Phase 2 — In-repo link reference updates

  1. List 1 first (path only): update references that belong to List 1 (old path, no fragment). Replace old source paths or old published URLs with the new targets; preserve each file’s link pattern (relative vs root-anchored .md paths). Do not apply the same bulk path replacement to links that appear in List 2 (old path with #...) during this sub-step—leave every List 2 link unchanged for now.
  2. After List 1 is complete: re-scan the same sweep surface as in Phase 0.5 (e.g. all of content/ plus config) or print a clear list of all remaining List 2 entries. Those links should still point at the old path and old fragment until Phase 3.
  3. Full-site (extra sweep): after steps 1–2, still use AGENTS “Page deletion checklist”-style thoroughness for config / front matter link: and similar so nav and grids are not left on old slugs. Apply the List 1 / List 2 rules there too: path-only old references first; defer fragment-bearing rewrites in line with List 2 until Phase 3.
  4. PR-scoped (which files to change): apply List 1 and later Phase 3 updates to every file the sweep finds with a migration-relevant reference (inbound to an old path in the mapping), including files not in PR_SCOPE_FILES, per Modes. Log and defer (do not “fix”) unrelated stragglers. If policy forbids out-of-PR file edits, defer per step 1 of Phase 0.5.
  5. Include shortcodes and layout partials (see Conventions and Modes for sweep vs focus).

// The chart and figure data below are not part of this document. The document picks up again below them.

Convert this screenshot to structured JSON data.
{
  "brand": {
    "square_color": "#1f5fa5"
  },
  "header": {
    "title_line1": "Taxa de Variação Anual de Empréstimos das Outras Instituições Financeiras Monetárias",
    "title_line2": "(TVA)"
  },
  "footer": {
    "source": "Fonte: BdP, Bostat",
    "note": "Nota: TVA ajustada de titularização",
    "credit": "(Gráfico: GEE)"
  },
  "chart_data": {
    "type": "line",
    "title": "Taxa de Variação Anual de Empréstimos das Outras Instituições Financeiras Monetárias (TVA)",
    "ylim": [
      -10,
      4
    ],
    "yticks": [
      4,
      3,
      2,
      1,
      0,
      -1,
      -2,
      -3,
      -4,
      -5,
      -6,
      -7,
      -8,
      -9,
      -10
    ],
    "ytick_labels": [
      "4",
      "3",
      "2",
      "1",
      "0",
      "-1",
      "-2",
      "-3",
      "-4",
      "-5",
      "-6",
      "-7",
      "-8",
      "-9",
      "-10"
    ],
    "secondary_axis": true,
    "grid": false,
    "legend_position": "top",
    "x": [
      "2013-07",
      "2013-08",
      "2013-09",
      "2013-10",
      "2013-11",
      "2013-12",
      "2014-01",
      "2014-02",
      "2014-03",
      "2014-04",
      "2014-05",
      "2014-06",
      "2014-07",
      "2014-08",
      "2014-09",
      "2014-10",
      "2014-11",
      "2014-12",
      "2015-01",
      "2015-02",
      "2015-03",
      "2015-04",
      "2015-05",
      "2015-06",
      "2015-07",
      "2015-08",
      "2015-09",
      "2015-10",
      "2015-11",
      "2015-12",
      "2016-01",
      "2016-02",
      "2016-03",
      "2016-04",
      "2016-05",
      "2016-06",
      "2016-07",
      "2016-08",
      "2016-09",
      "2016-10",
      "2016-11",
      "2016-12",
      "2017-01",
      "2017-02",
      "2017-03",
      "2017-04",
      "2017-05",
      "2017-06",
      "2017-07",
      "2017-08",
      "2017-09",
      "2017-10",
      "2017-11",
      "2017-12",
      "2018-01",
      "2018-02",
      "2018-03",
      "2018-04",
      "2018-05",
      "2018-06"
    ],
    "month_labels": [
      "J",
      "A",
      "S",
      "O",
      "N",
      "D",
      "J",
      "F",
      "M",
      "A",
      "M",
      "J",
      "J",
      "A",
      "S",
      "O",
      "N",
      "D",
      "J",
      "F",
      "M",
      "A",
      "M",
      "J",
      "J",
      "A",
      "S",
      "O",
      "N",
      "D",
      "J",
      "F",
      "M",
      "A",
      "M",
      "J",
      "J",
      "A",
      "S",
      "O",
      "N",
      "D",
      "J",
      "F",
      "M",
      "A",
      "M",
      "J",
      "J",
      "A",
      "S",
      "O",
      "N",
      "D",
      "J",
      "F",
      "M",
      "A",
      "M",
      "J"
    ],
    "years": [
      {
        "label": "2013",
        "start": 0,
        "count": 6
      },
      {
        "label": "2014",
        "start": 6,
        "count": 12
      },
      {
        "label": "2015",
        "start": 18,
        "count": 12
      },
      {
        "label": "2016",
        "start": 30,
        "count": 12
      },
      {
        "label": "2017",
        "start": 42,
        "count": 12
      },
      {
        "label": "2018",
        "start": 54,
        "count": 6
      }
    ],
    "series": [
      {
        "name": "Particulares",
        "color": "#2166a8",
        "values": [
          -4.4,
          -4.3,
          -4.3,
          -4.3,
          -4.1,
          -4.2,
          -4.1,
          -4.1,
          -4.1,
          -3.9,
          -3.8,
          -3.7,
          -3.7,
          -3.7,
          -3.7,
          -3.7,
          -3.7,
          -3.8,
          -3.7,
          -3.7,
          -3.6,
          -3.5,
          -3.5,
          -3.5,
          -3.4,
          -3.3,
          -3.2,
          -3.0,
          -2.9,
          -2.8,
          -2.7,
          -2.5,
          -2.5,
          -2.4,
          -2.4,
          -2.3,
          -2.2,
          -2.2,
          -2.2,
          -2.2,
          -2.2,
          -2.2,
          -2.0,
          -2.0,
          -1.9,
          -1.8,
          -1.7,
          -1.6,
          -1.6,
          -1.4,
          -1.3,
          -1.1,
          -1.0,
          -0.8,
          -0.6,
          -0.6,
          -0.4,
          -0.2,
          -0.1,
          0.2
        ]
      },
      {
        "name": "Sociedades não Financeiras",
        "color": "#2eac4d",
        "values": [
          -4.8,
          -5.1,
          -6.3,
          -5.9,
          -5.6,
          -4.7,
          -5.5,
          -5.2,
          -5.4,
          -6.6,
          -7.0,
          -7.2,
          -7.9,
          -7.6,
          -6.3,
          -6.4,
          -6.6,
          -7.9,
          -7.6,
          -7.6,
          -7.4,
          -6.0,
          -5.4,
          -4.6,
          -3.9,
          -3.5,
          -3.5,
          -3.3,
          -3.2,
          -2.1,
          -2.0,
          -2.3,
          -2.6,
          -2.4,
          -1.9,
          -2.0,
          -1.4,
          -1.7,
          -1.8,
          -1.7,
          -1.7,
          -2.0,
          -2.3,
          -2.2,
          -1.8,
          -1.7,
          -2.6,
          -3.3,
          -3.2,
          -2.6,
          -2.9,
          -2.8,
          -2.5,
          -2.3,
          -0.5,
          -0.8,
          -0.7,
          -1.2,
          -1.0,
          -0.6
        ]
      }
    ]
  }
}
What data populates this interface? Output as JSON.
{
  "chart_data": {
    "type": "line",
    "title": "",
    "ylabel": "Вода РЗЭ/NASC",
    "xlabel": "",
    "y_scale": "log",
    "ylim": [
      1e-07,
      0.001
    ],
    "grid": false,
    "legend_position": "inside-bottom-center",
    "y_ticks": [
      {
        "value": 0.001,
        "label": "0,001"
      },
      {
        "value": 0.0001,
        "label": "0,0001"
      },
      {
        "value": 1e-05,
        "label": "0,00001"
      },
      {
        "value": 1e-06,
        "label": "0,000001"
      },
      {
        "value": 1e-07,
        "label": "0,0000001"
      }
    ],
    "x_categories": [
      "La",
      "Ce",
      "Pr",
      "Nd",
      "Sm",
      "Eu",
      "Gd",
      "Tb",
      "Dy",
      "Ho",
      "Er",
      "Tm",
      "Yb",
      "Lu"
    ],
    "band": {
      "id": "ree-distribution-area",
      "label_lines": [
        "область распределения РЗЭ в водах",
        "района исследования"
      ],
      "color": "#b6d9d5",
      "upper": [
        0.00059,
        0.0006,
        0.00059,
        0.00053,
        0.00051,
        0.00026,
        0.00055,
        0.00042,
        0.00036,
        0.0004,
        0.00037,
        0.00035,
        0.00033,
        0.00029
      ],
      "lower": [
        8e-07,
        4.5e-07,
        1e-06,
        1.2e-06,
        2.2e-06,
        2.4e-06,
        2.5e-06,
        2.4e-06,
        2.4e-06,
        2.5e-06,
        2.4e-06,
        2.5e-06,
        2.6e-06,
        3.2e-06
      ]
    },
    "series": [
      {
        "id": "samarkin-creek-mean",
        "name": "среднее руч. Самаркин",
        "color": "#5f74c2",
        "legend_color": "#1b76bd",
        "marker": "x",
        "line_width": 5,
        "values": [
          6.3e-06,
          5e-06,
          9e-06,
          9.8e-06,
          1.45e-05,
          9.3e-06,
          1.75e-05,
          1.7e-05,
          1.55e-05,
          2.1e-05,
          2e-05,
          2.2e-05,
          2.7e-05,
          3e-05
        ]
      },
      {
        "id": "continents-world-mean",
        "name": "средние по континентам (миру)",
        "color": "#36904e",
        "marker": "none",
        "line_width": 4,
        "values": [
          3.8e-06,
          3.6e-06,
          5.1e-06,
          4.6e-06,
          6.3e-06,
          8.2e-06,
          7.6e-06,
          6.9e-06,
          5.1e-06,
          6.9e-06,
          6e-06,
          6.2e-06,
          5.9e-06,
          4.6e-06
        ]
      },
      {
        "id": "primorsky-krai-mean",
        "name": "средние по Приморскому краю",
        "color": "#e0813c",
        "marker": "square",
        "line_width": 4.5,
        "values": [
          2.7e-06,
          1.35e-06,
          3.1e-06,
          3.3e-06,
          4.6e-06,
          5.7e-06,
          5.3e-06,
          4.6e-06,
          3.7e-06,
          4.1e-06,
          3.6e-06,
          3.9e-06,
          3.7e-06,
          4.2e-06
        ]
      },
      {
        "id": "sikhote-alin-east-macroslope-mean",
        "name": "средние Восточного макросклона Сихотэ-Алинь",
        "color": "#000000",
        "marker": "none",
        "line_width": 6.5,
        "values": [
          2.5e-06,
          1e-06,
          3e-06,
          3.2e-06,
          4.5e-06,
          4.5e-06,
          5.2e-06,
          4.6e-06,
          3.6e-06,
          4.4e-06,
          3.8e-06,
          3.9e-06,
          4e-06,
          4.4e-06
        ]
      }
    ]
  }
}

Phase 3 — List 2: interactive path and fragment resolution

Prerequisites: Phase 2 has updated List 1; List 2 still lists old path + #... (unchanged) for this migration. See Modes for which files may be edited; No guessing applies.

  1. Print List 2 to the user: every remaining old path + #anchor (in the agreed representation), so nothing is hidden before the loop.
  2. For each distinct old-path#oldAnchor (or process in the order the user prefers, one at a time):
    • Ask: What is the new path (and fragment, if any) for this content? The user may give a new source path, published URL, and/or #newAnchor per project conventions.
    • Validate the user’s answer: open the target page (or resolve the target) and check that #newAnchor (if any) exists as a real heading / generated id on that page, per CLAUDE.md / AGENTS.md (same rules as the rest of the site). Do not replace the user’s fragment with a “better” one from the file.
    • If validation fails (unknown target file, or #newAnchor not found on the page): warn clearly (what failed: path vs missing fragment), then ask again for a corrected path and/or fragment. Repeat until validation passes or the user defers / drops the fragment (per AGENTS.md). Never guess a new fragment to fix the problem.
    • When validation passes: update all in-repo references that match that same old-path#oldAnchor to the user-approved new-path#newAnchor (respect each file’s link style; include shortcodes/layouts on the same sweep surface as Phase 2).
  3. Repeat from step 1: re-print or re-scan for List 2 until it is empty or the user defers the remainder.
  4. PR-scoped / full-site: the loop is the same. Edits follow Modes: migration-relevant inbound links may live in any file on the sweep; do not expand into unrelated link debt from other areas. Defer as in Modes and Phase 0.5.

Optional: scripts helper

This skill includes a small scope helper so agents do not re-derive Git recipes. See scripts/scope-pr-files.sh — it prints paths in PR scope for a given target branch (default main).


Verification

docker buildx bake validate

Use the Definition of done in Agent: required procedure (do not skip) as the final bar: validate must pass, and the sweep must be clean for plain and #fragment old-path references, or the remainder must be explicitly deferred in Phase 3 per AGENTS.md / the user. Mid-run, Phase 2 may still leave List 2 links unchanged until Phase 3; that intermediate state is not the finished migration.